"Hey."
"Hai."
"Kamu masih di sini?"
"Seperti yang kamu lihat."
"Kenapa?"
"Kenapa apanya?"
"Kenapa kamu stay?"
Dia terdiam cukup lama. "Kamu bisa pergi, loh. Kamu bisa pilih cewek lain yang normal."
"Normal is overrated. I want awesome.
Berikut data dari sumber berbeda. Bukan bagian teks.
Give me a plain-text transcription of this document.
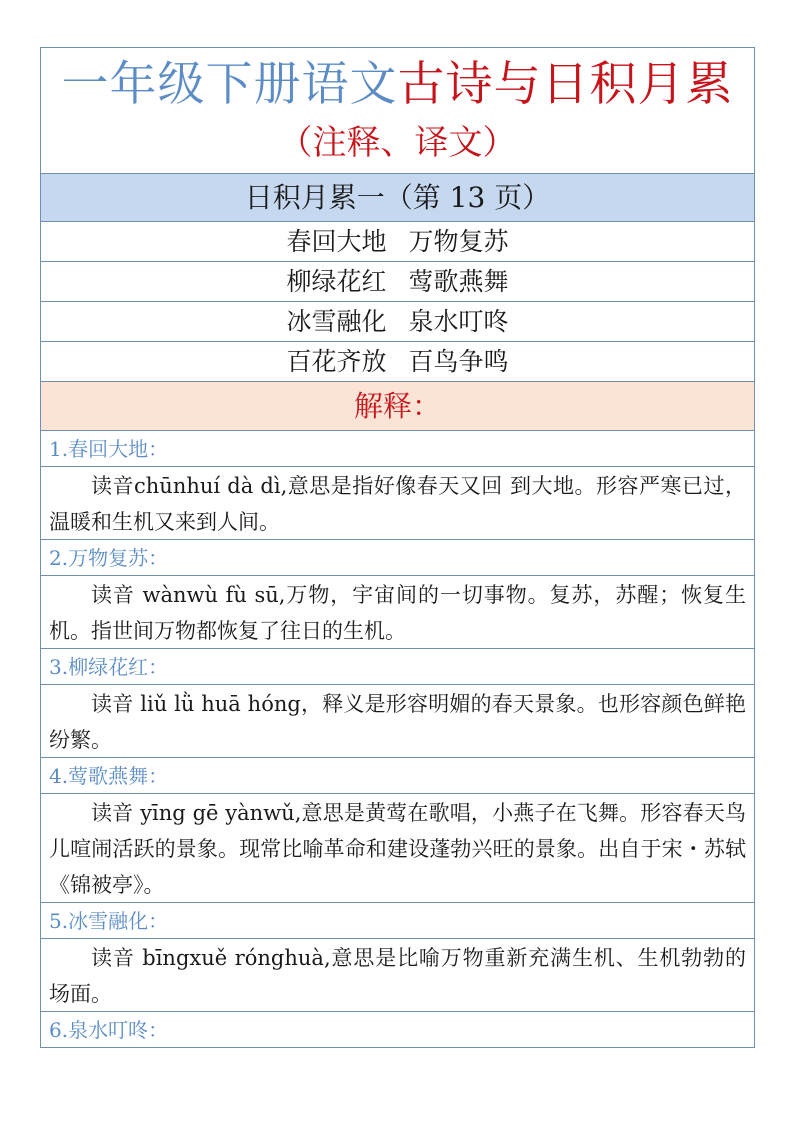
一年级下册语文古诗与日积月累
（注释、译文）
日积月累一（第 13 页）
春回大地 万物复苏
柳绿花红 莺歌燕舞
冰雪融化 泉水叮咚
百花齐放 百鸟争鸣
解释：
1.春回大地：

读音chūnhuí dà dì,意思是指好像春天又回 到大地。形容严寒已过，温暖和生机又来到人间。

2.万物复苏：

读音 wànwù fù sū,万物，宇宙间的一切事物。复苏，苏醒；恢复生机。指世间万物都恢复了往日的生机。

3.柳绿花红：

读音 liǔ lǜ huā hóng，释义是形容明媚的春天景象。也形容颜色鲜艳纷繁。

4.莺歌燕舞：

读音 yīng gē yànwǔ,意思是黄莺在歌唱，小燕子在飞舞。形容春天鸟儿喧闹活跃的景象。现常比喻革命和建设蓬勃兴旺的景象。出自于宋・苏轼《锦被亭》。

5.冰雪融化：

读音 bīngxuě rónghuà,意思是比喻万物重新充满生机、生机勃勃的场面。

6.泉水叮咚：
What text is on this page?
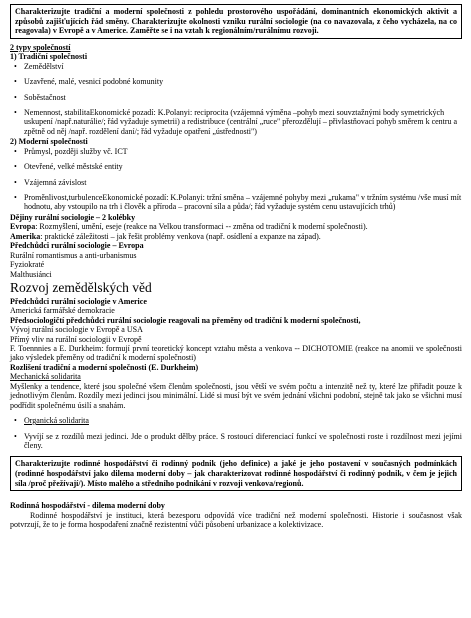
Charakterizujte tradiční a moderní společnosti z pohledu prostorového uspořádání, dominantních ekonomických aktivit a způsobů zajišťujících řád směny. Charakterizujte okolnosti vzniku rurální sociologie (na co navazovala, z čeho vycházela, na co reagovala) v Evropě a v Americe. Zaměřte se i na vztah k regionálním/rurálnímu rozvoji.

2 typy společností

1) Tradiční společnosti

• Zemědělství
• Uzavřené, malé, vesnicí podobné komunity
• Soběstačnost
• Nemennost, stabilitaEkonomické pozadí: K.Polanyi: reciprocita (vzájemná výměna –pohyb mezi souvztažnými body symetrických uskupení /např.naturálie/; řád vyžaduje symetrii) a redistribuce (centrální „ruce" přerozdělují – přivlastňovací pohyb směrem k centru a zpětně od něj /např. rozdělení daní/; řád vyžaduje opatření „ústřednosti")

2) Moderní společnosti

• Průmysl, později služby vč. ICT
• Otevřené, velké městské entity
• Vzájemná závislost
• Proměnlivost,turbulenceEkonomické pozadí: K.Polanyi: tržní směna – vzájemné pohyby mezi „rukama" v tržním systému /vše musí mít hodnotu, aby vstoupilo na trh i člověk a příroda – pracovní síla a půda/; řád vyžaduje systém cenu ustavujících trhů)

Dějiny rurální sociologie – 2 kolébky

Evropa: Rozmyšlení, umění, eseje (reakce na Velkou transformaci -- změna od tradiční k moderní společnosti).

Amerika: praktické záležitosti – jak řešit problémy venkova (např. osídlení a expanze na západ).

Předchůdci rurální sociologie – Evropa

Rurální romantismus a anti-urbanismus

Fyziokraté

Malthusiánci

Rozvoj zemědělských věd

Předchůdci rurální sociologie v Americe

Americká farmářské demokracie

Předsociologičtí předchůdci rurální sociologie reagovali na přeměny od tradiční k moderní společnosti,

Vývoj rurální sociologie v Evropě a USA

Přímý vliv na rurální sociologii v Evropě

F. Toennnies a E. Durkheim: formují první teoretický koncept vztahu města a venkova -- DICHOTOMIE (reakce na anomii ve společnosti jako výsledek přeměny od tradiční k moderní společnosti)

Rozlišení tradiční a moderní společnosti (E. Durkheim)

Mechanická solidarita

Myšlenky a tendence, které jsou společné všem členům společnosti, jsou větší ve svém počtu a intenzitě než ty, které lze přiřadit pouze k jednotlivým členům. Rozdíly mezi jedinci jsou minimální. Lidé si musí být ve svém jednání všichni podobní, stejně tak jako se všichni musí podřídit společnému úsilí a snahám.

• Organická solidarita
• Vyvíjí se z rozdílů mezi jedinci. Jde o produkt dělby práce. S rostoucí diferenciací funkcí ve společnosti roste i rozdílnost mezi jejími členy.
Charakterizujte rodinné hospodářství či rodinný podnik (jeho definice) a jaké je jeho postavení v současných podmínkách (rodinné hospodářství jako dilema moderní doby – jak charakterizovat rodinné hospodářství či rodinný podnik, v čem je jejich síla /proč přežívají/). Místo malého a středního podnikání v rozvoji venkova/regionů.

Rodinná hospodářství - dilema moderní doby

Rodinné hospodářství je instituci, která bezesporu odpovídá více tradiční než moderní společnosti. Historie i současnost však potvrzují, že to je forma hospodaření značně rezistentní vůči působení urbanizace a kolektivizace.
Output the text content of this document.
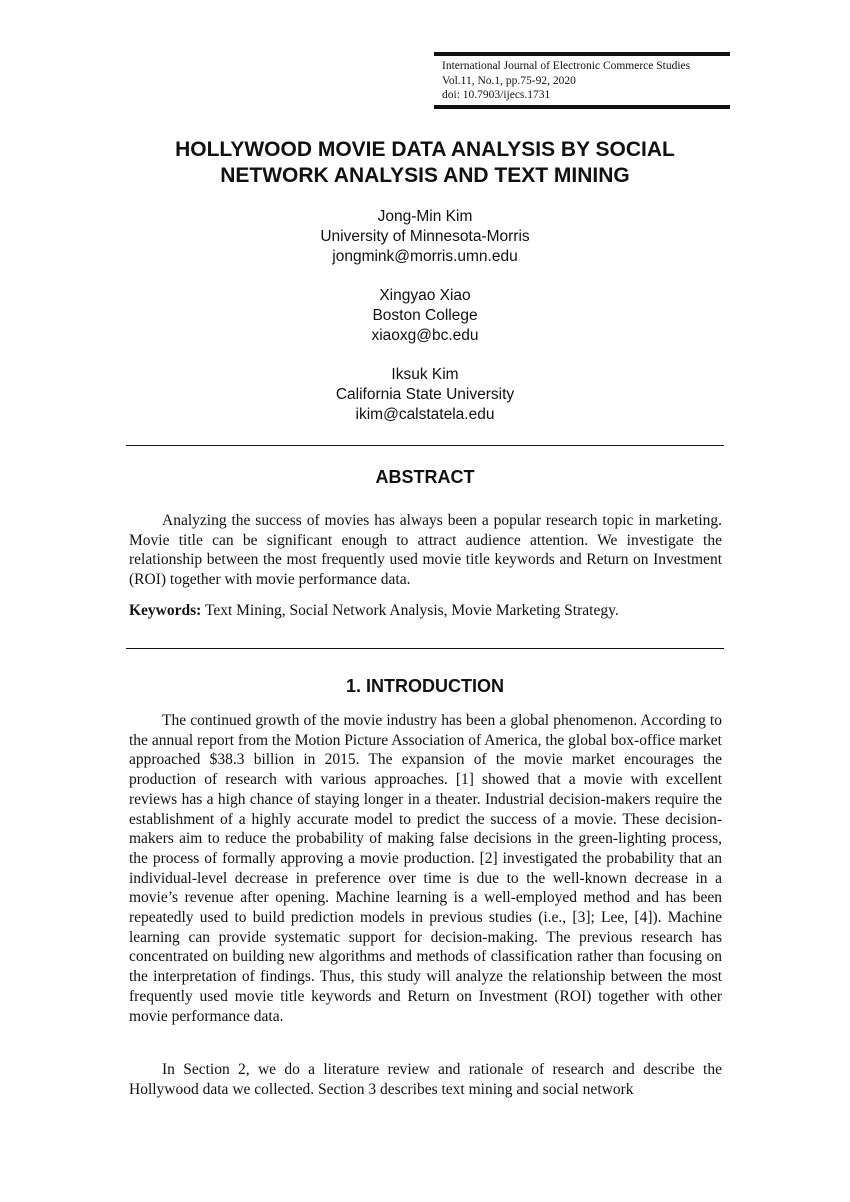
International Journal of Electronic Commerce Studies
Vol.11, No.1, pp.75-92, 2020
doi: 10.7903/ijecs.1731
HOLLYWOOD MOVIE DATA ANALYSIS BY SOCIAL
NETWORK ANALYSIS AND TEXT MINING
Jong-Min Kim
University of Minnesota-Morris
jongmink@morris.umn.edu
Xingyao Xiao
Boston College
xiaoxg@bc.edu
Iksuk Kim
California State University
ikim@calstatela.edu
ABSTRACT
Analyzing the success of movies has always been a popular research topic in marketing. Movie title can be significant enough to attract audience attention. We investigate the relationship between the most frequently used movie title keywords and Return on Investment (ROI) together with movie performance data.
Keywords: Text Mining, Social Network Analysis, Movie Marketing Strategy.
1. INTRODUCTION
The continued growth of the movie industry has been a global phenomenon. According to the annual report from the Motion Picture Association of America, the global box-office market approached $38.3 billion in 2015. The expansion of the movie market encourages the production of research with various approaches. [1] showed that a movie with excellent reviews has a high chance of staying longer in a theater. Industrial decision-makers require the establishment of a highly accurate model to predict the success of a movie. These decision-makers aim to reduce the probability of making false decisions in the green-lighting process, the process of formally approving a movie production. [2] investigated the probability that an individual-level decrease in preference over time is due to the well-known decrease in a movie’s revenue after opening. Machine learning is a well-employed method and has been repeatedly used to build prediction models in previous studies (i.e., [3]; Lee, [4]). Machine learning can provide systematic support for decision-making. The previous research has concentrated on building new algorithms and methods of classification rather than focusing on the interpretation of findings. Thus, this study will analyze the relationship between the most frequently used movie title keywords and Return on Investment (ROI) together with other movie performance data.
In Section 2, we do a literature review and rationale of research and describe the Hollywood data we collected. Section 3 describes text mining and social network
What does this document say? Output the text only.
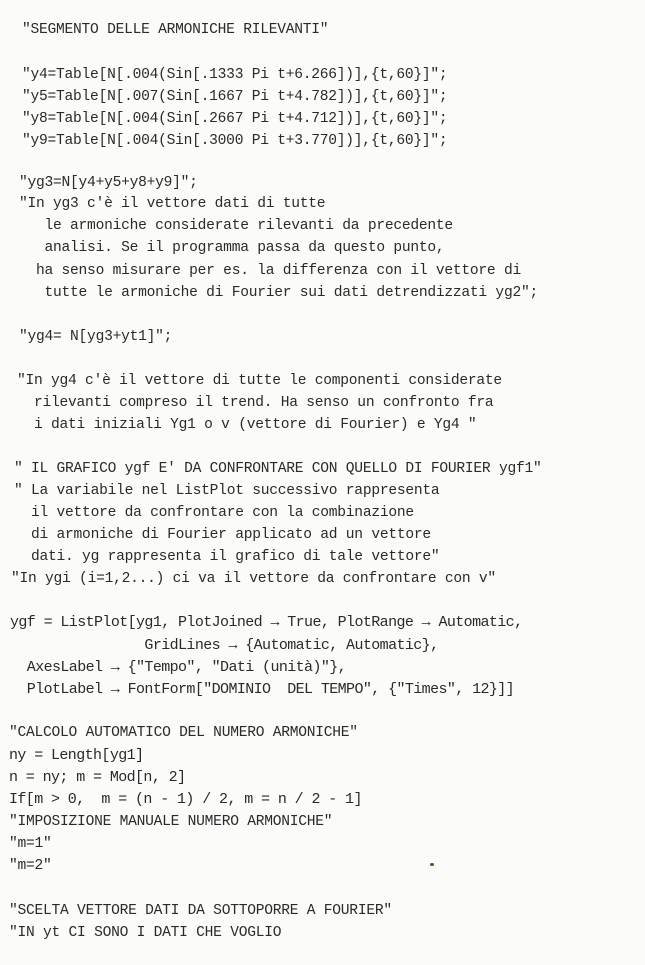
"SEGMENTO DELLE ARMONICHE RILEVANTI"
"y4=Table[N[.004(Sin[.1333 Pi t+6.266])],{t,60}]";
"y5=Table[N[.007(Sin[.1667 Pi t+4.782])],{t,60}]";
"y8=Table[N[.004(Sin[.2667 Pi t+4.712])],{t,60}]";
"y9=Table[N[.004(Sin[.3000 Pi t+3.770])],{t,60}]";
"yg3=N[y4+y5+y8+y9]";
"In yg3 c'è il vettore dati di tutte
le armoniche considerate rilevanti da precedente
analisi. Se il programma passa da questo punto,
ha senso misurare per es. la differenza con il vettore di
tutte le armoniche di Fourier sui dati detrendizzati yg2";
"yg4= N[yg3+yt1]";
"In yg4 c'è il vettore di tutte le componenti considerate
rilevanti compreso il trend. Ha senso un confronto fra
i dati iniziali Yg1 o v (vettore di Fourier) e Yg4 "
" IL GRAFICO ygf E' DA CONFRONTARE CON QUELLO DI FOURIER ygf1"
" La variabile nel ListPlot successivo rappresenta
il vettore da confrontare con la combinazione
di armoniche di Fourier applicato ad un vettore
dati. yg rappresenta il grafico di tale vettore"
"In ygi (i=1,2...) ci va il vettore da confrontare con v"
ygf = ListPlot[yg1, PlotJoined → True, PlotRange → Automatic,
GridLines → {Automatic, Automatic},
AxesLabel → {"Tempo", "Dati (unità)"},
PlotLabel → FontForm["DOMINIO  DEL TEMPO", {"Times", 12}]]
"CALCOLO AUTOMATICO DEL NUMERO ARMONICHE"
ny = Length[yg1]
n = ny; m = Mod[n, 2]
If[m > 0,  m = (n - 1) / 2, m = n / 2 - 1]
"IMPOSIZIONE MANUALE NUMERO ARMONICHE"
"m=1"
"m=2"
"SCELTA VETTORE DATI DA SOTTOPORRE A FOURIER"
"IN yt CI SONO I DATI CHE VOGLIO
You are awesome." kalimat 'I want you' tidak terucapkan, tetapi kalimat itu terasa nyaring terdengar.
"Kamu di sini cuma kasian sama aku, kan?" gadis itu bertanya lirih. Lelaki sebaya yang duduk di samping ranjang rumah sakit tempat ia berbaring hanya menatapnya penuh arti. Dipandangnya luka-luka di lengan kanan gadis itu. Kulitnya yang kuning langsat tidak mulus, cenderung kering karena kurang asupan air yang diminumnya. Pemandangan yang sama persis yang ia yakin bisa ia lihat di lengan kiri sang gadiss, atau bahkan mungkin lebih parah, namun lengan itu berada di balik tubuh ringkih si gadis. Tersembunyi di balik selimut bergaris. Pandangannya beralih ke manik mata hitam yang penuh tanya dan penuh harap itu.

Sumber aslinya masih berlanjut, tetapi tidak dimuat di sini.